Thungela Resources, South Africa’s largest coal exporter, has declared R1.5 billion in dividends for 2024, despite facing a challenging year marked by falling profits and ongoing rail issues. The company announced a dividend of R11 per share, bringing its total payout for the year to R13 per share. In addition, Thungela unveiled plans for a R300 million share buy-back programme to be executed during 2025.
The miner’s annual profit declined by 29% to R3.55 billion, attributed to weaker coal prices and logistical setbacks. Despite these hurdles, Thungela achieved impressive production growth. In South Africa, export saleable production rose by 11%, while Australian operations recorded a remarkable 302% increase, thanks to the acquisition of the Ensham mine. This boost in output exceeded the company’s full-year guidance.
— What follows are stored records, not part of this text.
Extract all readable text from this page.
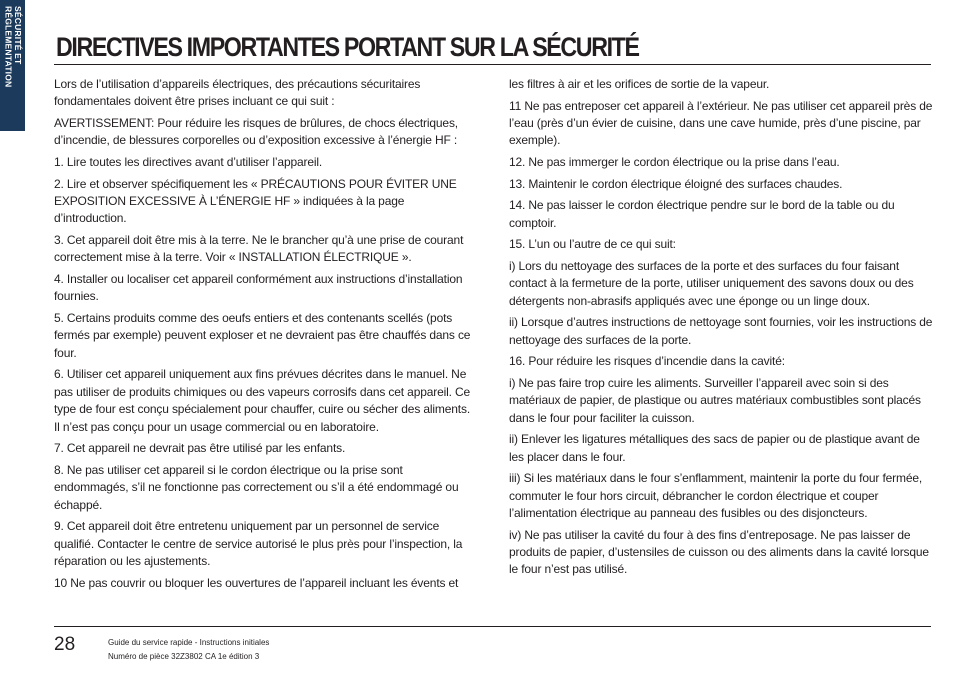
SÉCURITÉ ET
RÉGLEMENTATION DIRECTIVES IMPORTANTES PORTANT SUR LA SÉCURITÉ

Lors de l’utilisation d’appareils électriques, des précautions sécuritaires fondamentales doivent être prises incluant ce qui suit :

AVERTISSEMENT: Pour réduire les risques de brûlures, de chocs électriques, d’incendie, de blessures corporelles ou d’exposition excessive à l’énergie HF :

1. Lire toutes les directives avant d’utiliser l’appareil.

2. Lire et observer spécifiquement les « PRÉCAUTIONS POUR ÉVITER UNE EXPOSITION EXCESSIVE À L’ÉNERGIE HF » indiquées à la page d’introduction.

3. Cet appareil doit être mis à la terre. Ne le brancher qu’à une prise de courant correctement mise à la terre. Voir « INSTALLATION ÉLECTRIQUE ».

4. Installer ou localiser cet appareil conformément aux instructions d’installation fournies.

5. Certains produits comme des oeufs entiers et des contenants scellés (pots fermés par exemple) peuvent exploser et ne devraient pas être chauffés dans ce four.

6. Utiliser cet appareil uniquement aux fins prévues décrites dans le manuel. Ne pas utiliser de produits chimiques ou des vapeurs corrosifs dans cet appareil. Ce type de four est conçu spécialement pour chauffer, cuire ou sécher des aliments. Il n’est pas conçu pour un usage commercial ou en laboratoire.

7. Cet appareil ne devrait pas être utilisé par les enfants.

8. Ne pas utiliser cet appareil si le cordon électrique ou la prise sont endommagés, s’il ne fonctionne pas correctement ou s’il a été endommagé ou échappé.

9. Cet appareil doit être entretenu uniquement par un personnel de service qualifié. Contacter le centre de service autorisé le plus près pour l’inspection, la réparation ou les ajustements.

10 Ne pas couvrir ou bloquer les ouvertures de l’appareil incluant les évents et

les filtres à air et les orifices de sortie de la vapeur.

11 Ne pas entreposer cet appareil à l’extérieur. Ne pas utiliser cet appareil près de l’eau (près d’un évier de cuisine, dans une cave humide, près d’une piscine, par exemple).

12. Ne pas immerger le cordon électrique ou la prise dans l’eau.

13. Maintenir le cordon électrique éloigné des surfaces chaudes.

14. Ne pas laisser le cordon électrique pendre sur le bord de la table ou du comptoir.

15. L’un ou l’autre de ce qui suit:

i) Lors du nettoyage des surfaces de la porte et des surfaces du four faisant contact à la fermeture de la porte, utiliser uniquement des savons doux ou des détergents non-abrasifs appliqués avec une éponge ou un linge doux.

ii) Lorsque d’autres instructions de nettoyage sont fournies, voir les instructions de nettoyage des surfaces de la porte.

16. Pour réduire les risques d’incendie dans la cavité:

i) Ne pas faire trop cuire les aliments. Surveiller l’appareil avec soin si des matériaux de papier, de plastique ou autres matériaux combustibles sont placés dans le four pour faciliter la cuisson.

ii) Enlever les ligatures métalliques des sacs de papier ou de plastique avant de les placer dans le four.

iii) Si les matériaux dans le four s’enflamment, maintenir la porte du four fermée, commuter le four hors circuit, débrancher le cordon électrique et couper l’alimentation électrique au panneau des fusibles ou des disjoncteurs.

iv) Ne pas utiliser la cavité du four à des fins d’entreposage. Ne pas laisser de produits de papier, d’ustensiles de cuisson ou des aliments dans la cavité lorsque le four n’est pas utilisé.

28	Guide du service rapide - Instructions initiales
Numéro de pièce 32Z3802 CA 1e édition 3
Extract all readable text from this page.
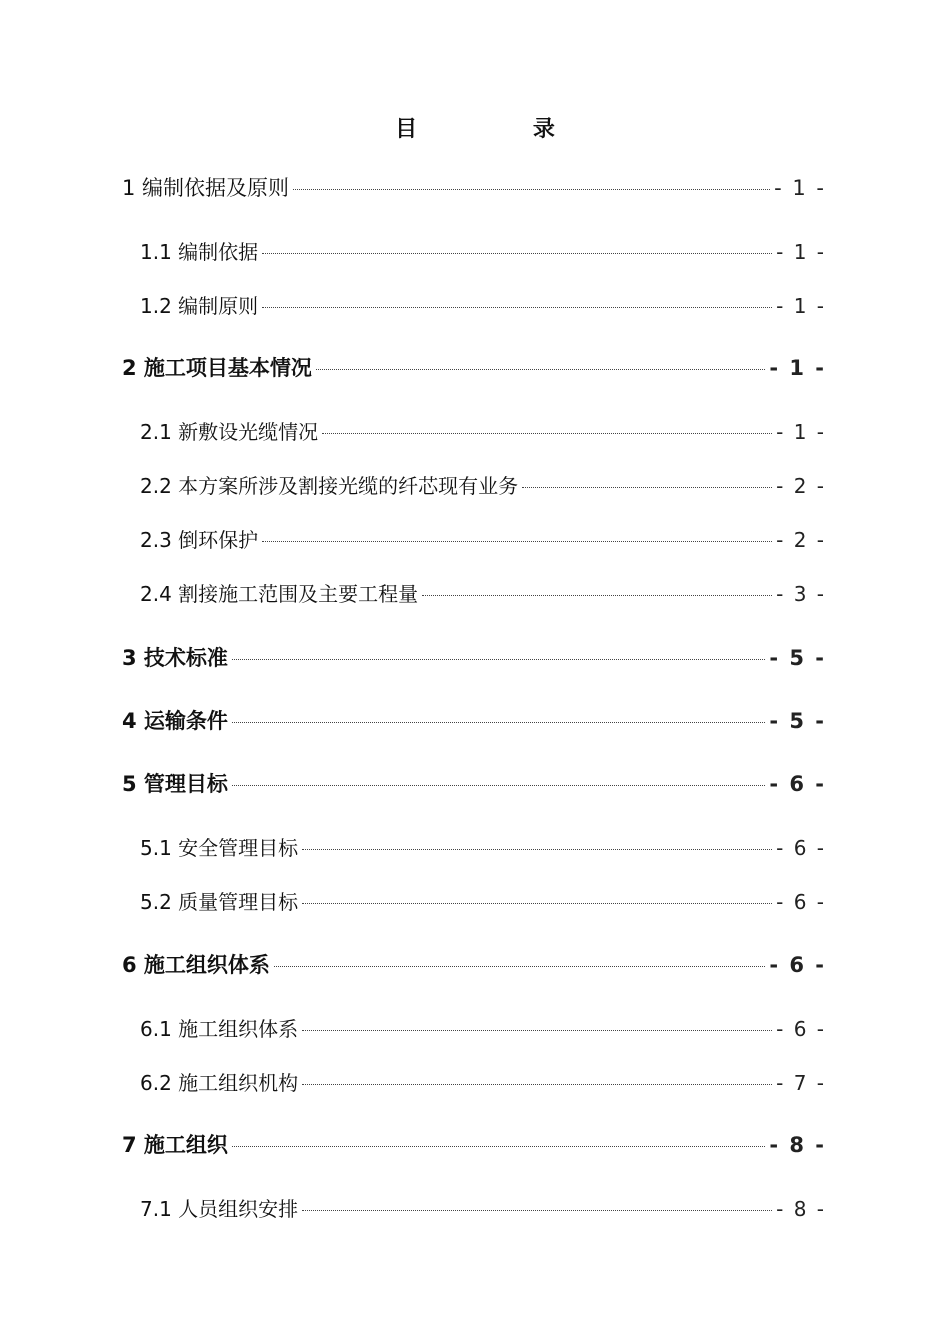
目 录
1 编制依据及原则	- 1 -
1.1 编制依据	- 1 -
1.2 编制原则	- 1 -
2 施工项目基本情况	- 1 -
2.1 新敷设光缆情况	- 1 -
2.2 本方案所涉及割接光缆的纤芯现有业务	- 2 -
2.3 倒环保护	- 2 -
2.4 割接施工范围及主要工程量	- 3 -
3 技术标准	- 5 -
4 运输条件	- 5 -
5 管理目标	- 6 -
5.1 安全管理目标	- 6 -
5.2 质量管理目标	- 6 -
6 施工组织体系	- 6 -
6.1 施工组织体系	- 6 -
6.2 施工组织机构	- 7 -
7 施工组织	- 8 -
7.1 人员组织安排	- 8 -
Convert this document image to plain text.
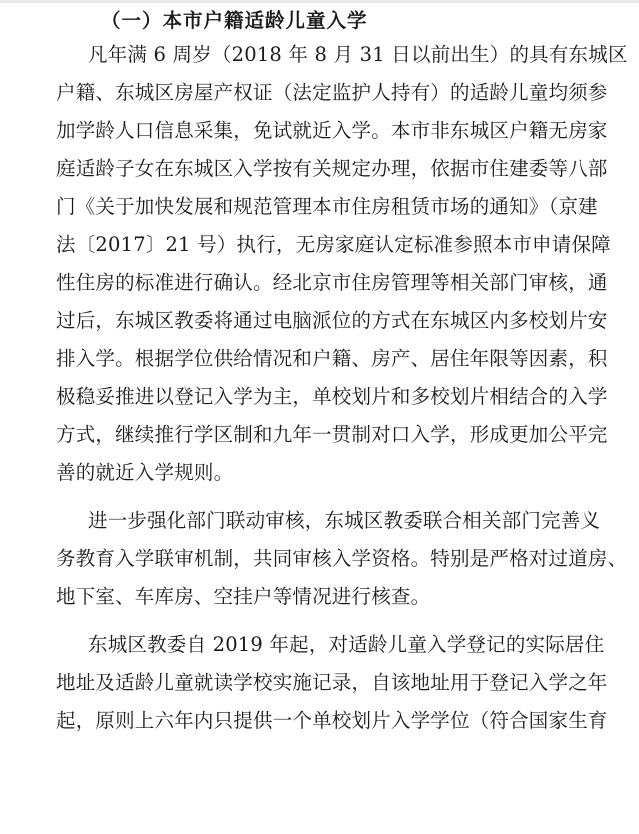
（一）本市户籍适龄儿童入学
凡年满 6 周岁（2018 年 8 月 31 日以前出生）的具有东城区
户籍、东城区房屋产权证（法定监护人持有）的适龄儿童均须参
加学龄人口信息采集，免试就近入学。本市非东城区户籍无房家
庭适龄子女在东城区入学按有关规定办理，依据市住建委等八部
门《关于加快发展和规范管理本市住房租赁市场的通知》（京建
法〔2017〕21 号）执行，无房家庭认定标准参照本市申请保障
性住房的标准进行确认。经北京市住房管理等相关部门审核，通
过后，东城区教委将通过电脑派位的方式在东城区内多校划片安
排入学。根据学位供给情况和户籍、房产、居住年限等因素，积
极稳妥推进以登记入学为主，单校划片和多校划片相结合的入学
方式，继续推行学区制和九年一贯制对口入学，形成更加公平完
善的就近入学规则。
进一步强化部门联动审核，东城区教委联合相关部门完善义
务教育入学联审机制，共同审核入学资格。特别是严格对过道房、
地下室、车库房、空挂户等情况进行核查。
东城区教委自 2019 年起，对适龄儿童入学登记的实际居住
地址及适龄儿童就读学校实施记录，自该地址用于登记入学之年
起，原则上六年内只提供一个单校划片入学学位（符合国家生育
Thungela highlighted that its South African export saleable production reached 13.6 million tonnes, a significant achievement considering that three underground mining sections were removed in 2023 in response to persistent rail constraints. Encouragingly, Transnet Freight Rail’s performance improved after its annual maintenance shutdown in July 2024, easing some of Thungela’s logistical challenges. Despite the drop in profits, the company’s resilience in increasing production and maintaining shareholder returns reflects its commitment to navigating tough market conditions. Thungela’s share price climbed 5.5% following the announcement, closing at R113 per share — largely unchanged over the past year.